Correction: I attempt to reason.
And should have kept my damn mouth shut.
“You are today. Close your eyes and blink, son. You’ll have gray hairs, a pot belly, and a load of debt. It goes like that.” She holds a hand up and snaps her fingers, her blood-red nails shiny in the light. “You wanna end up like Uncle Pat?”
“He was married,” Tommy points out, jumping up on the counter, just close enough to the cutting board that Mom has to shove him over. He grins like a fool.
“To the village bicycle! He picked her up after a few
kegs
too many. See my point?” She puts a hand on her hip.
“Yes, ma’am.” Tommy salutes and nabs a handful of olives. “I will pick up a mail order bride catalog today! I’ll pay extra to get my wife shipped overnight.”
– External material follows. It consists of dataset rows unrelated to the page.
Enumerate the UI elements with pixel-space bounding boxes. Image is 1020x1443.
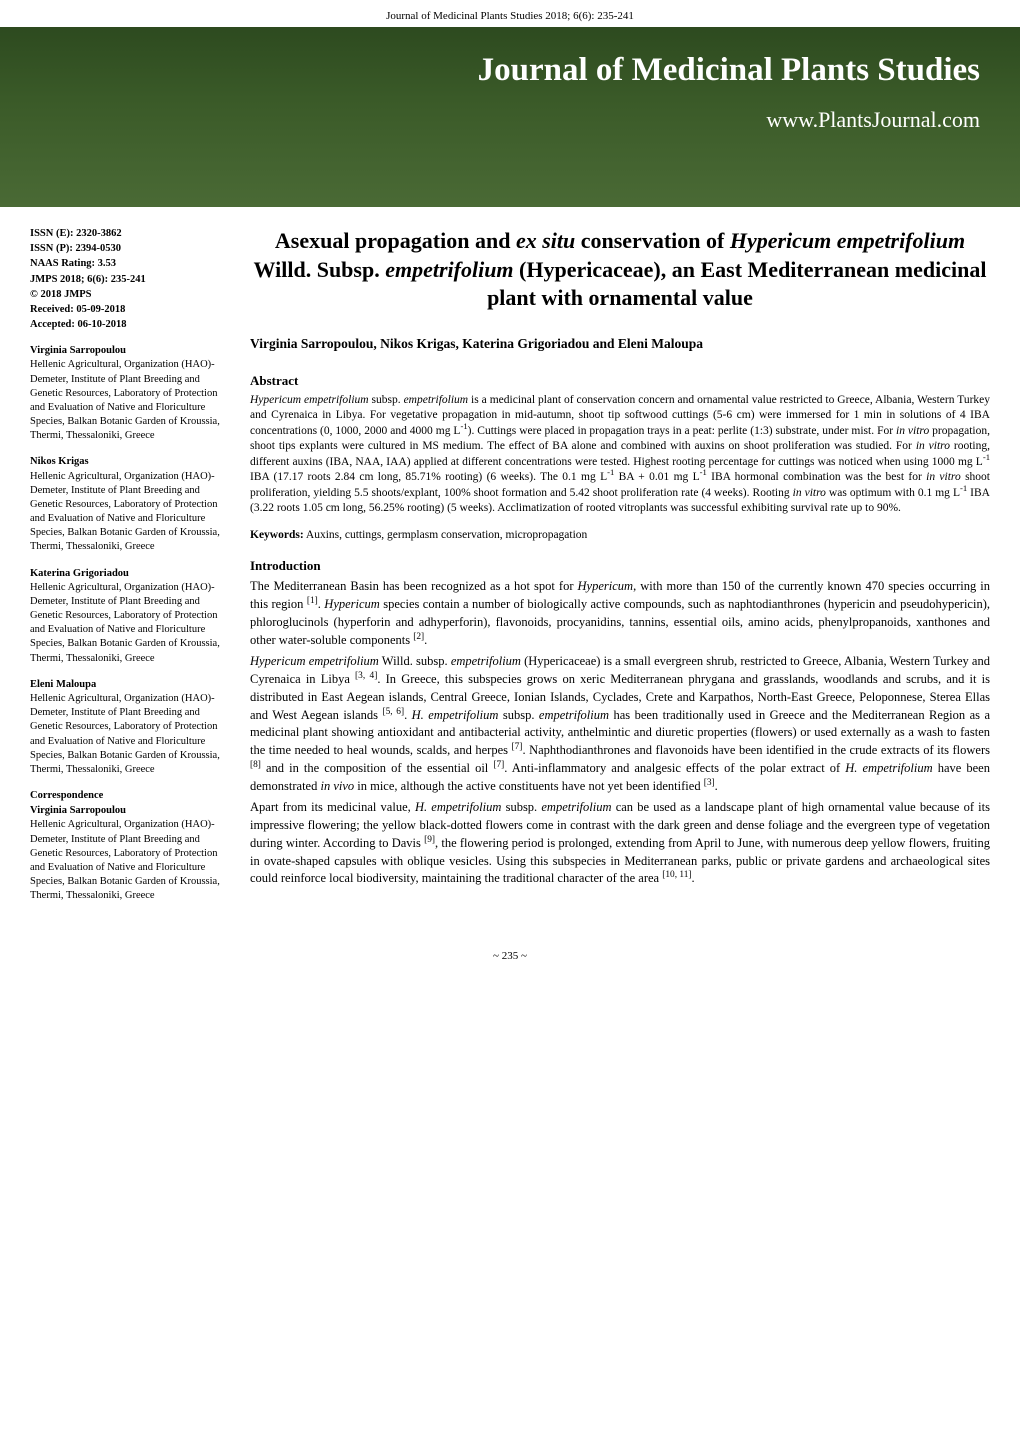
- keywords-line: Keywords: Auxins, cuttings, germplasm co…: [250, 527, 990, 543]
- accepted-date: Accepted: 06-10-2018: [30, 318, 230, 332]
- banner-url: www.PlantsJournal.com: [478, 107, 980, 133]
- naas-rating: NAAS Rating: 3.53: [30, 257, 230, 271]
- article-title: Asexual propagation and ex situ conserva…: [250, 227, 990, 313]
- introduction-heading: Introduction: [250, 557, 990, 575]
- authors-line: Virginia Sarropoulou, Nikos Krigas, Kate…: [250, 335, 990, 354]
- sidebar-author-name: Katerina Grigoriadou: [30, 567, 230, 581]
- issn-block: ISSN (E): 2320-3862 ISSN (P): 2394-0530 …: [30, 227, 230, 332]
- sidebar-author-name: Eleni Maloupa: [30, 678, 230, 692]
- correspondence-affiliation: Hellenic Agricultural, Organization (HAO…: [30, 818, 230, 903]
- main-content: Asexual propagation and ex situ conserva…: [250, 227, 990, 915]
- issn-p: ISSN (P): 2394-0530: [30, 242, 230, 256]
- received-date: Received: 05-09-2018: [30, 303, 230, 317]
- intro-para-1: Hypericum empetrifolium Willd. subsp. em…: [250, 653, 990, 795]
- abstract-heading: Abstract: [250, 372, 990, 390]
- correspondence-name: Virginia Sarropoulou: [30, 804, 230, 818]
- sidebar-author-1: Nikos Krigas Hellenic Agricultural, Orga…: [30, 455, 230, 554]
- correspondence-block: Correspondence Virginia Sarropoulou Hell…: [30, 789, 230, 903]
- correspondence-heading: Correspondence: [30, 789, 230, 803]
- copyright: © 2018 JMPS: [30, 288, 230, 302]
- keywords-label: Keywords:: [250, 529, 304, 541]
- sidebar-author-affiliation: Hellenic Agricultural, Organization (HAO…: [30, 470, 230, 555]
- banner: Journal of Medicinal Plants Studies www.…: [0, 27, 1020, 207]
- intro-para-0: The Mediterranean Basin has been recogni…: [250, 578, 990, 649]
- content-wrapper: ISSN (E): 2320-3862 ISSN (P): 2394-0530 …: [0, 207, 1020, 935]
- keywords-text: Auxins, cuttings, germplasm conservation…: [304, 529, 588, 541]
- banner-text-block: Journal of Medicinal Plants Studies www.…: [478, 52, 980, 133]
- sidebar-author-2: Katerina Grigoriadou Hellenic Agricultur…: [30, 567, 230, 666]
- sidebar: ISSN (E): 2320-3862 ISSN (P): 2394-0530 …: [30, 227, 230, 915]
- sidebar-author-affiliation: Hellenic Agricultural, Organization (HAO…: [30, 581, 230, 666]
- page-number: ~ 235 ~: [0, 950, 1020, 972]
- sidebar-author-name: Nikos Krigas: [30, 455, 230, 469]
- intro-para-2: Apart from its medicinal value, H. empet…: [250, 799, 990, 888]
- sidebar-author-affiliation: Hellenic Agricultural, Organization (HAO…: [30, 358, 230, 443]
- sidebar-author-3: Eleni Maloupa Hellenic Agricultural, Org…: [30, 678, 230, 777]
- journal-header: Journal of Medicinal Plants Studies 2018…: [0, 0, 1020, 27]
- sidebar-author-name: Virginia Sarropoulou: [30, 344, 230, 358]
- issn-e: ISSN (E): 2320-3862: [30, 227, 230, 241]
- sidebar-author-0: Virginia Sarropoulou Hellenic Agricultur…: [30, 344, 230, 443]
- sidebar-author-affiliation: Hellenic Agricultural, Organization (HAO…: [30, 692, 230, 777]
- abstract-text: Hypericum empetrifolium subsp. empetrifo…: [250, 393, 990, 517]
- banner-title: Journal of Medicinal Plants Studies: [478, 52, 980, 89]
- jmps-ref: JMPS 2018; 6(6): 235-241: [30, 273, 230, 287]
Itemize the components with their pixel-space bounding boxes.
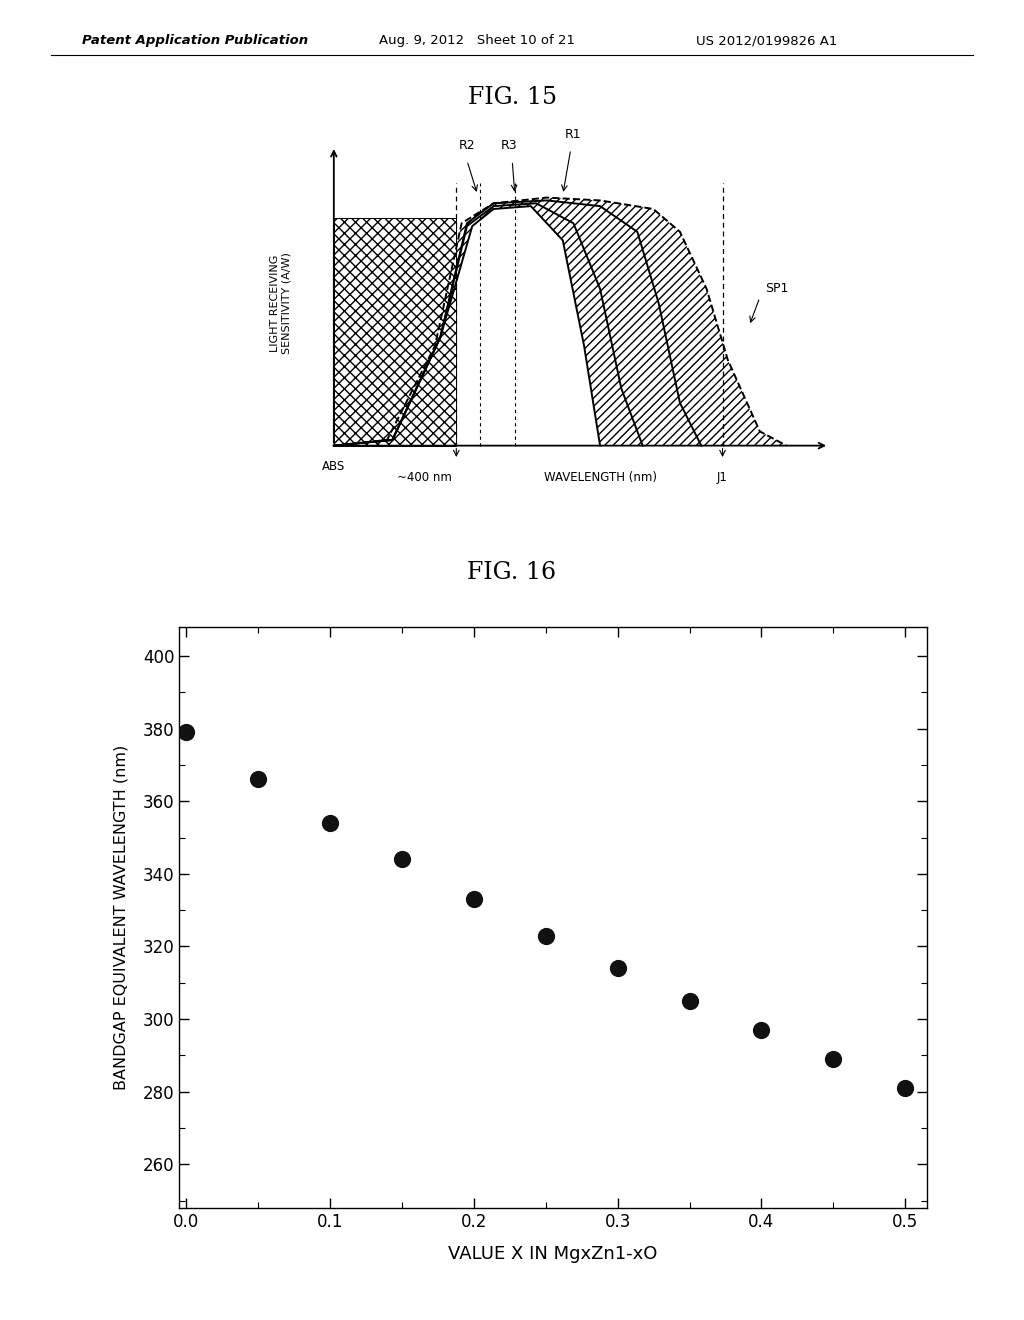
Point	[681, 990, 697, 1011]
Text: SP1: SP1	[765, 282, 788, 296]
Text: Patent Application Publication: Patent Application Publication	[82, 34, 308, 48]
Text: R1: R1	[565, 128, 582, 140]
Text: R2: R2	[459, 139, 475, 152]
Point	[825, 1048, 842, 1069]
Text: ~400 nm: ~400 nm	[397, 471, 452, 484]
Point	[250, 768, 266, 789]
Text: Aug. 9, 2012   Sheet 10 of 21: Aug. 9, 2012 Sheet 10 of 21	[379, 34, 574, 48]
Text: US 2012/0199826 A1: US 2012/0199826 A1	[696, 34, 838, 48]
Point	[538, 925, 554, 946]
Text: FIG. 15: FIG. 15	[468, 86, 556, 108]
Text: ABS: ABS	[323, 459, 345, 473]
Text: WAVELENGTH (nm): WAVELENGTH (nm)	[544, 471, 656, 484]
Text: LIGHT RECEIVING
SENSITIVITY (A/W): LIGHT RECEIVING SENSITIVITY (A/W)	[269, 252, 292, 354]
Point	[394, 849, 411, 870]
Text: R3: R3	[501, 139, 518, 152]
X-axis label: VALUE X IN MgxZn1-xO: VALUE X IN MgxZn1-xO	[449, 1245, 657, 1262]
Text: FIG. 16: FIG. 16	[467, 561, 557, 583]
Point	[897, 1077, 913, 1098]
Point	[609, 958, 626, 979]
Point	[754, 1019, 770, 1040]
Y-axis label: BANDGAP EQUIVALENT WAVELENGTH (nm): BANDGAP EQUIVALENT WAVELENGTH (nm)	[114, 744, 129, 1090]
Text: J1: J1	[717, 471, 728, 484]
Point	[466, 888, 482, 909]
Point	[322, 812, 338, 834]
Point	[178, 722, 195, 743]
Bar	[334, 218, 457, 446]
Polygon shape	[334, 198, 786, 446]
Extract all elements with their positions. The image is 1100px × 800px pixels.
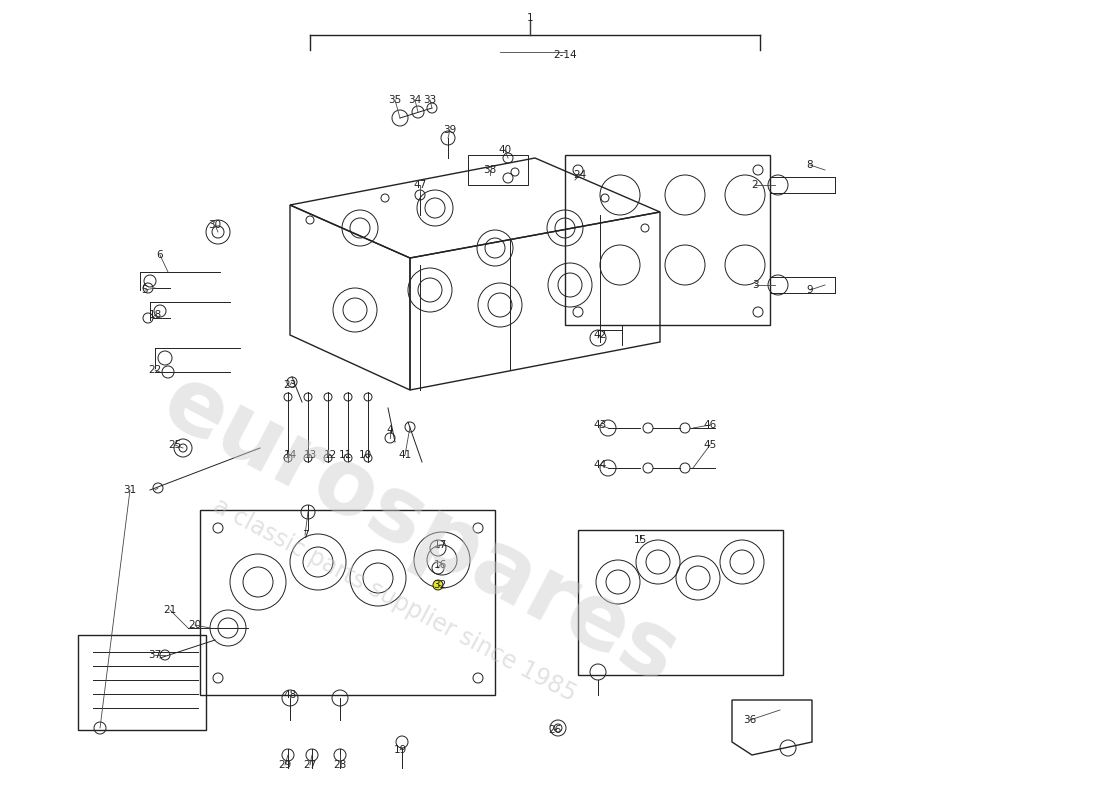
Text: 31: 31 bbox=[123, 485, 136, 495]
Text: 47: 47 bbox=[414, 180, 427, 190]
Bar bbox=[578, 530, 783, 675]
Text: 26: 26 bbox=[549, 725, 562, 735]
Text: 34: 34 bbox=[408, 95, 421, 105]
Text: 27: 27 bbox=[304, 760, 317, 770]
Text: 40: 40 bbox=[498, 145, 512, 155]
Text: 13: 13 bbox=[304, 450, 317, 460]
Text: 25: 25 bbox=[168, 440, 182, 450]
Text: 42: 42 bbox=[593, 330, 606, 340]
Text: 28: 28 bbox=[333, 760, 346, 770]
Text: 17: 17 bbox=[433, 540, 447, 550]
Bar bbox=[565, 155, 770, 325]
Text: 39: 39 bbox=[443, 125, 456, 135]
Text: 46: 46 bbox=[703, 420, 716, 430]
Text: 10: 10 bbox=[359, 450, 372, 460]
Bar bbox=[200, 510, 495, 695]
Text: 23: 23 bbox=[284, 380, 297, 390]
Text: 38: 38 bbox=[483, 165, 496, 175]
Text: 11: 11 bbox=[339, 450, 352, 460]
Text: 20: 20 bbox=[188, 620, 201, 630]
Text: 16: 16 bbox=[433, 560, 447, 570]
Text: 19: 19 bbox=[394, 745, 407, 755]
Text: 44: 44 bbox=[593, 460, 606, 470]
Text: 15: 15 bbox=[634, 535, 647, 545]
Bar bbox=[78, 635, 206, 730]
Text: 21: 21 bbox=[164, 605, 177, 615]
Text: 22: 22 bbox=[148, 365, 162, 375]
Text: 14: 14 bbox=[284, 450, 297, 460]
Text: 7: 7 bbox=[301, 530, 308, 540]
Text: 18: 18 bbox=[148, 310, 162, 320]
Text: 43: 43 bbox=[593, 420, 606, 430]
Text: 24: 24 bbox=[573, 170, 586, 180]
Text: 5: 5 bbox=[142, 285, 148, 295]
Text: 8: 8 bbox=[806, 160, 813, 170]
Text: 12: 12 bbox=[323, 450, 337, 460]
Text: 9: 9 bbox=[806, 285, 813, 295]
Circle shape bbox=[433, 580, 443, 590]
Text: 41: 41 bbox=[398, 450, 411, 460]
Bar bbox=[468, 155, 528, 185]
Text: 32: 32 bbox=[433, 580, 447, 590]
Text: 2: 2 bbox=[751, 180, 758, 190]
Text: 36: 36 bbox=[744, 715, 757, 725]
Text: 4: 4 bbox=[387, 425, 394, 435]
Text: 48: 48 bbox=[284, 690, 297, 700]
Text: 6: 6 bbox=[156, 250, 163, 260]
Text: 2-14: 2-14 bbox=[553, 50, 576, 60]
Text: a classic parts supplier since 1985: a classic parts supplier since 1985 bbox=[209, 494, 581, 706]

“You’re an asshole, Tommy. You know that?” Mom says, chuckling despite herself. “Here’s an idea. Why didn’t you scoop Jenny up before she got herself engaged? She showed me her rock after mass, and that McCarthy boy must be doing well for himself. Could have been a ring you bought on her finger, Tommy.”
Tommy tosses the olives back in the bowl and slides off the counter, his scowl fierce. “I gotta check some shit out back.” He stalks out and slams the door hard enough to shake the frame.
“What the hell crawled up his ass?” Mom asks.
I don’t care if telling my mother makes me a traitor: she’d weasel the story out of someone else, then give me hell when she found out I already knew.
“Tommy and Jen had something going on, I guess? They were just...casual.” I watch Mom frown because she knows full well I mean they were just
fuck buddies
, even if I’m not about to utter those words in front of her. “Anyway, she stopped calling, and he didn’t think too much about it. When he found out she was engaged, he went to her house and went apeshit in her front yard. Punched Troy in the face.”
Mom stops her manic chopping and grips the counter, her head hanging down. “Holy Mother of God, what did I ever do to deserve such stupid boys?” she implores her Virgin Mother statue, the tiny ceramic one who’s guarded the sink ever since I was a kid.
There’s a Holy Mother in every room of my house, one in the front and backyard, and one in the glove compartment of every vehicle we’ve ever owned. Mom doesn’t like to take chances that the Virgin Mary might miss out on one of her prayers to help heal us of our rampant stupidity.
“He was so drunk, the punch hardly landed.”
It sounded more comforting in my head.
“Did he
drive
drunk?” She shrieks like a harpy, that damn knife still clutched in her fist.
“How the hell would I know, Ma? I wasn’t there.” I pinch the bridge of my nose. “He’s supposed to be an adult, you know. I’m not his keeper.”
“He needs a keeper,” Mom bites out. “He needs a
wife
. Why didn’t he scoop Jenny up?” She takes the kind of long, shuddery breath that usually means she’s about to weep.
Shit.
“I think Tommy always assumed Jen would be there waiting. Forever.” I try to keep my voice gentle for her benefit, but this whole family drives me fucking batshit crazy.
“That’s my point.” Ma bangs the knife handle on the counter and focuses her crazy eyes my way. “That’s exactly my point! A pretty, smart, sweet girl like Jen with a degree and a good job? A girl who goes to mass every Sunday and has good birthing hips? Mark my words, she’ll get knocked up on her honeymoon. That kind of girl doesn’t wait for a guy, because she has choices. She has choices.” She pushes her bangs out of her eyes. “You boys will be left in the dust.”